I know it’s odd to order three, but only a trio can fit around my tiny antique table that is a thing of beauty and brings me joy every time I look at it. That feels more important to me, these days, than practicality. As does a feeling of spaciousness in a small room.

The man who makes the chairs had a stunning fabric with flitting pink, blue and gold birds. I was so excited to discover it and it was an immediate ‘yes please!’ from me.

He also told me that the fabric is high quality commercial-grade, and he always tells customers the truth because he wants to treat them like he would his family.

Last week I picked up the chairs. The man who made them, a gentle soul, told me they’re his favourite. Very French, he said.

After he’d kindly and carefully loaded them into my car, and I’d handed over my credit card, I asked him where he was from.

Persia, he told me. He and his wife came here 30 years ago as part of a United Nations program. Most people from Persia are refugees who arrive by boat, he said.

He told me he and his wife are of the Baha’i faith, not Muslim like most people from Persia.

He pointed to a framed photo on the wall of a Baha’i temple in India, and said there’s one in Sydney too, that anyone of any faith can go to to pray.
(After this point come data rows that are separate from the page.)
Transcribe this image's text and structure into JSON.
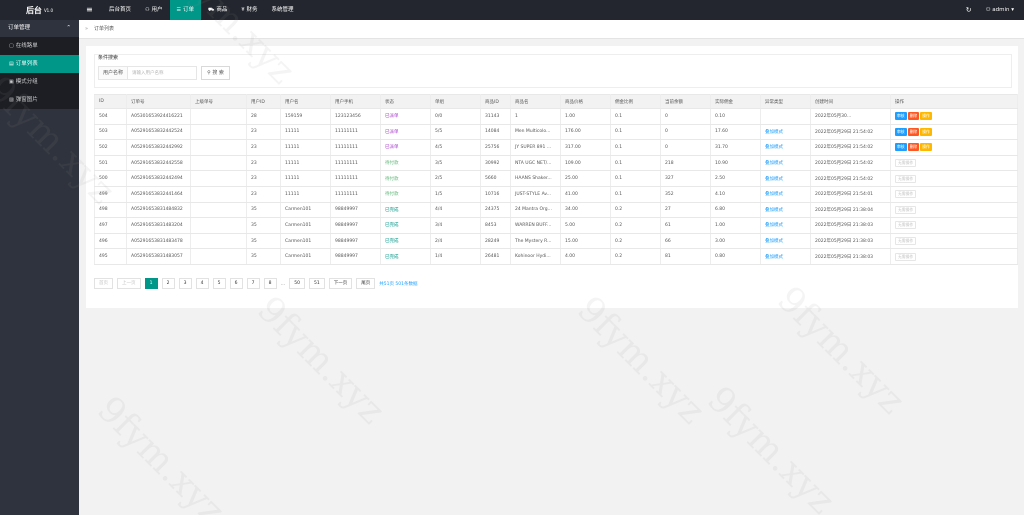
{
  "header": {
    "logo": "后台",
    "version": "V1.0",
    "menu_icon": "hamburger-icon",
    "nav": [
      {
        "label": "后台首页",
        "icon": ""
      },
      {
        "label": "用户",
        "icon": "user-icon"
      },
      {
        "label": "订单",
        "icon": "order-icon"
      },
      {
        "label": "商品",
        "icon": "cart-icon"
      },
      {
        "label": "财务",
        "icon": "money-icon"
      },
      {
        "label": "系统管理",
        "icon": ""
      }
    ],
    "active_nav": 2,
    "user": "admin"
  },
  "sidebar": {
    "group_label": "订单管理",
    "items": [
      {
        "label": "在线路单",
        "icon": "document-icon"
      },
      {
        "label": "订单列表",
        "icon": "list-icon"
      },
      {
        "label": "模式分组",
        "icon": "group-icon"
      },
      {
        "label": "弹窗图片",
        "icon": "image-icon"
      }
    ],
    "active_item": 1
  },
  "tabs": {
    "current": "订单列表"
  },
  "filter": {
    "legend": "条件搜索",
    "label": "用户名称",
    "placeholder": "请输入用户名称",
    "button": "搜 索"
  },
  "table": {
    "headers": [
      "ID",
      "订单号",
      "上级单号",
      "用户ID",
      "用户名",
      "用户手机",
      "状态",
      "单组",
      "商品ID",
      "商品名",
      "商品价格",
      "佣金比例",
      "当前余额",
      "实际佣金",
      "异常类型",
      "创建时间",
      "操作"
    ],
    "rows": [
      {
        "id": "504",
        "order_no": "A05301653924416221",
        "parent": "",
        "uid": "28",
        "uname": "159159",
        "phone": "123123456",
        "status": "已派单",
        "st": "pending",
        "group": "0/0",
        "gid": "31143",
        "gname": "1",
        "price": "1.00",
        "rate": "0.1",
        "balance": "0",
        "commission": "0.10",
        "etype": "",
        "time": "2022年05月30...",
        "actions": "three"
      },
      {
        "id": "503",
        "order_no": "A05291653832442524",
        "parent": "",
        "uid": "23",
        "uname": "11111",
        "phone": "11111111",
        "status": "已派单",
        "st": "pending",
        "group": "5/5",
        "gid": "14084",
        "gname": "Men Multicolo...",
        "price": "176.00",
        "rate": "0.1",
        "balance": "0",
        "commission": "17.60",
        "etype": "叠加模式",
        "time": "2022年05月29日 21:54:02",
        "actions": "three"
      },
      {
        "id": "502",
        "order_no": "A05291653832442992",
        "parent": "",
        "uid": "23",
        "uname": "11111",
        "phone": "11111111",
        "status": "已派单",
        "st": "pending",
        "group": "4/5",
        "gid": "25756",
        "gname": "JY SUPER 891 ...",
        "price": "317.00",
        "rate": "0.1",
        "balance": "0",
        "commission": "31.70",
        "etype": "叠加模式",
        "time": "2022年05月29日 21:54:02",
        "actions": "three"
      },
      {
        "id": "501",
        "order_no": "A05291653832442558",
        "parent": "",
        "uid": "23",
        "uname": "11111",
        "phone": "11111111",
        "status": "待付款",
        "st": "wait",
        "group": "3/5",
        "gid": "30992",
        "gname": "NTA UGC NET/...",
        "price": "109.00",
        "rate": "0.1",
        "balance": "218",
        "commission": "10.90",
        "etype": "叠加模式",
        "time": "2022年05月29日 21:54:02",
        "actions": "none"
      },
      {
        "id": "500",
        "order_no": "A05291653832442494",
        "parent": "",
        "uid": "23",
        "uname": "11111",
        "phone": "11111111",
        "status": "待付款",
        "st": "wait",
        "group": "2/5",
        "gid": "5660",
        "gname": "HAANS Shaker...",
        "price": "25.00",
        "rate": "0.1",
        "balance": "327",
        "commission": "2.50",
        "etype": "叠加模式",
        "time": "2022年05月29日 21:54:02",
        "actions": "none"
      },
      {
        "id": "499",
        "order_no": "A05291653832441464",
        "parent": "",
        "uid": "23",
        "uname": "11111",
        "phone": "11111111",
        "status": "待付款",
        "st": "wait",
        "group": "1/5",
        "gid": "10716",
        "gname": "JUST-STYLE Av...",
        "price": "41.00",
        "rate": "0.1",
        "balance": "352",
        "commission": "4.10",
        "etype": "叠加模式",
        "time": "2022年05月29日 21:54:01",
        "actions": "none"
      },
      {
        "id": "498",
        "order_no": "A05291653831484832",
        "parent": "",
        "uid": "35",
        "uname": "Carmen101",
        "phone": "98849997",
        "status": "已完成",
        "st": "done",
        "group": "4/4",
        "gid": "24375",
        "gname": "24 Mantra Org...",
        "price": "34.00",
        "rate": "0.2",
        "balance": "27",
        "commission": "6.80",
        "etype": "叠加模式",
        "time": "2022年05月29日 21:38:04",
        "actions": "none"
      },
      {
        "id": "497",
        "order_no": "A05291653831483204",
        "parent": "",
        "uid": "35",
        "uname": "Carmen101",
        "phone": "98849997",
        "status": "已完成",
        "st": "done",
        "group": "3/4",
        "gid": "8453",
        "gname": "WARREN BUFF...",
        "price": "5.00",
        "rate": "0.2",
        "balance": "61",
        "commission": "1.00",
        "etype": "叠加模式",
        "time": "2022年05月29日 21:38:03",
        "actions": "none"
      },
      {
        "id": "496",
        "order_no": "A05291653831483478",
        "parent": "",
        "uid": "35",
        "uname": "Carmen101",
        "phone": "98849997",
        "status": "已完成",
        "st": "done",
        "group": "2/4",
        "gid": "28249",
        "gname": "The Mystery R...",
        "price": "15.00",
        "rate": "0.2",
        "balance": "66",
        "commission": "3.00",
        "etype": "叠加模式",
        "time": "2022年05月29日 21:38:03",
        "actions": "none"
      },
      {
        "id": "495",
        "order_no": "A05291653831483057",
        "parent": "",
        "uid": "35",
        "uname": "Carmen101",
        "phone": "98849997",
        "status": "已完成",
        "st": "done",
        "group": "1/4",
        "gid": "26481",
        "gname": "Kohinoor Hydi...",
        "price": "4.00",
        "rate": "0.2",
        "balance": "81",
        "commission": "0.80",
        "etype": "叠加模式",
        "time": "2022年05月29日 21:38:03",
        "actions": "none"
      }
    ],
    "action_labels": {
      "a": "审核",
      "b": "删除",
      "c": "操作",
      "none": "无需操作"
    }
  },
  "pagination": {
    "first": "首页",
    "prev": "上一页",
    "pages": [
      "1",
      "2",
      "3",
      "4",
      "5",
      "6",
      "7",
      "8"
    ],
    "ellipsis": "...",
    "tail": [
      "50",
      "51"
    ],
    "next": "下一页",
    "last": "尾页",
    "total": "共51页 501条数据",
    "current": "1"
  },
  "watermark": "9fym.xyz",
  "colors": {
    "accent": "#009688",
    "header": "#23262e",
    "sidebar": "#2f333d",
    "blue": "#1e9fff",
    "red": "#ff5722",
    "orange": "#ffb800"
  }
}
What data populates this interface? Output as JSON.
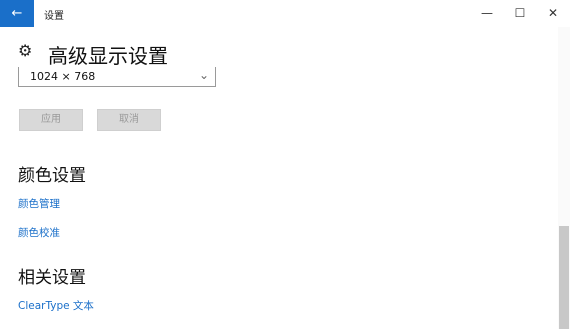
{
  "window": {
    "title": "设置",
    "back_icon": "←",
    "min_icon": "—",
    "max_icon": "☐",
    "close_icon": "✕"
  },
  "header": {
    "gear_icon": "⚙",
    "title": "高级显示设置"
  },
  "resolution": {
    "value": "1024 × 768",
    "chevron": "⌄"
  },
  "buttons": {
    "apply": "应用",
    "cancel": "取消"
  },
  "color_section": {
    "title": "颜色设置",
    "links": [
      "颜色管理",
      "颜色校准"
    ]
  },
  "related_section": {
    "title": "相关设置",
    "links": [
      "ClearType 文本"
    ]
  },
  "colors": {
    "accent": "#1a6fc9",
    "button_bg": "#d9d9d9"
  }
}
They can pray in their own faith, he said enthusiastically.

“We are all about unity and peace,” he said.

Unity and peace.

One thing I know for sure, as evidenced by these little stories I’ve just shared with you, is that when we own and express who we truly are – in business, at work, in our lives – are we more powerful and more peaceful.

Ultimately, that creates more unity and peace in the world.

That can only be a good thing.

So here’s to praying in the same temple and forgetting about the competition, whatever that means to each of us, in the name of our own power as women and contributing to everyone else’s.

We can make a difference, and we do, in sometimes what seem like the teeniest ways.